In perhaps the final chapter of a Swedish murder mystery of Agatha Christie caliber, a nanny and a Pentecostal minister were found guilty of murder and incitement to murder on Friday.
Helge Fossmo, 32, was sentenced by an Uppsala court, north of Stockholm, to life in prison for the incitement to murder of his second wife, as well as of incitement to murder of his neighbor. He was cleared of charges that he had killed his first wife.
PHOTO: AP
Sara Svensson, 27, who the court had previously deemed mentally ill, was meanwhile sentenced to psychiatric care for the attempted murder and later murder of Fossmo's second wife and the attempted murder of his neighbor.
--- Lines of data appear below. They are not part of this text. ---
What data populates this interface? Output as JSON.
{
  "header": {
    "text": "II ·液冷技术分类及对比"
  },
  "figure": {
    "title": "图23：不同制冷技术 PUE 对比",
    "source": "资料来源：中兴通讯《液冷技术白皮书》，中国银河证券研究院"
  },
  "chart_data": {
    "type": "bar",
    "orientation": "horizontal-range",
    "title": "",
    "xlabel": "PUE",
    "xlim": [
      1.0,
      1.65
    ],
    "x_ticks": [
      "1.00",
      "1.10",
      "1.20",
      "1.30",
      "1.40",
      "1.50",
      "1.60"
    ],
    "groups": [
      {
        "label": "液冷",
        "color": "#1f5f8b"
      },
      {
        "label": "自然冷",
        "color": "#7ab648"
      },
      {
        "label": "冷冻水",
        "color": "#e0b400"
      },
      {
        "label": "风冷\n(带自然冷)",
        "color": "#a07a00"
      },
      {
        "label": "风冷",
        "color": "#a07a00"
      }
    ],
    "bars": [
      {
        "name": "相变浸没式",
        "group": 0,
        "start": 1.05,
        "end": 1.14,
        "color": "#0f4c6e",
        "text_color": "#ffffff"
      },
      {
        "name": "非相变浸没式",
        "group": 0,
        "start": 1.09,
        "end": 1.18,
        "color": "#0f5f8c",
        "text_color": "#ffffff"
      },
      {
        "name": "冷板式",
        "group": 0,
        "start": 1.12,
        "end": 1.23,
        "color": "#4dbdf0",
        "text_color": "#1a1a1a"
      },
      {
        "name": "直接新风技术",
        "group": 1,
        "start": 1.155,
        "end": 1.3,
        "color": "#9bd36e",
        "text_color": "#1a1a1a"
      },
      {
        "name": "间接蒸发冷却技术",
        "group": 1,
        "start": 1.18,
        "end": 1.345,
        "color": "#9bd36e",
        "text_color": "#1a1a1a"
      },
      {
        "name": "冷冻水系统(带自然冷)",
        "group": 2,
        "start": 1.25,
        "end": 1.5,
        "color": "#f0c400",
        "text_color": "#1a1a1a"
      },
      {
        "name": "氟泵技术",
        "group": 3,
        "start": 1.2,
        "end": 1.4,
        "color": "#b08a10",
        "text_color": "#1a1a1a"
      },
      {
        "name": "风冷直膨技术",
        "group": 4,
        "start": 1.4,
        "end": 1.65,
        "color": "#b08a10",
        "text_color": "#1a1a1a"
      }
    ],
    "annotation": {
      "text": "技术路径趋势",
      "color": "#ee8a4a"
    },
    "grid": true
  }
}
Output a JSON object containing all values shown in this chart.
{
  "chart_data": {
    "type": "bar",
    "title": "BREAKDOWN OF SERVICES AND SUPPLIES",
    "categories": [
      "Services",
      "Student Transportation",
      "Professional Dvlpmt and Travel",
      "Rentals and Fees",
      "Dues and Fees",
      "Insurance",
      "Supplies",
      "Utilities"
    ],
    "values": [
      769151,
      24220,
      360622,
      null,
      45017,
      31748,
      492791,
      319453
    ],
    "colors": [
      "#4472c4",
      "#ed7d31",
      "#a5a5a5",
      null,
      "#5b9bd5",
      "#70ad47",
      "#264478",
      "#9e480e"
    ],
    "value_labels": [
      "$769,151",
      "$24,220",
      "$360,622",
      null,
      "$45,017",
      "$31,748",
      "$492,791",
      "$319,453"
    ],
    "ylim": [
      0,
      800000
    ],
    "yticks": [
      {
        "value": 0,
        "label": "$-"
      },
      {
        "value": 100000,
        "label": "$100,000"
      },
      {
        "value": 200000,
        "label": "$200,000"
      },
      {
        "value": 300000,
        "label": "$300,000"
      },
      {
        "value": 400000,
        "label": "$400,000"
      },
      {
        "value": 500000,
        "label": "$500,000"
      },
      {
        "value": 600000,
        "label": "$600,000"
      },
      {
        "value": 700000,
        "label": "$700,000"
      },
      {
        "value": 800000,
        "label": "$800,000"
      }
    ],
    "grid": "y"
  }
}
Ever since 23-year-old Alexandra Fossmo, Helge Fossmo's second wife, was shot to death in her bed on Jan. 10, and her next-door neighbor Daniel Linde was shot and injured in his bedroom minutes later, Swedes have been glued to tabloids and TV sets in anticipation of what could happen next. They have not been disappointed.
Just a day after the shootings, Svensson, who had cared for Fossmo's three children from his first marriage, confessed to the crimes.
The image of a delusional nanny on a lone, murderous rampage through a small, idyllic Swedish town was soon shattered by revelations that the Pentecostal minister had not only been sexually involved with her, but also with at least one other woman -- the injured neighbor's wife, who would come on nightly visits to his house while Svensson slept on the sofa and his own wife slept in the guest bedroom.
And then there was the minister's fist wife, 27-year-old Helene Fossmo, who died in what looked like a bathtub accident in 1999.
Following Alexandra's murder, police reopened the case, revealing that the blow to Helene's head may not have been caused by a fall, and finding that she had the drug Dexofan in her system when she died.
The Uppsala court on Friday ruled that it had not been proved that the minister had anything to do with his first wife's death.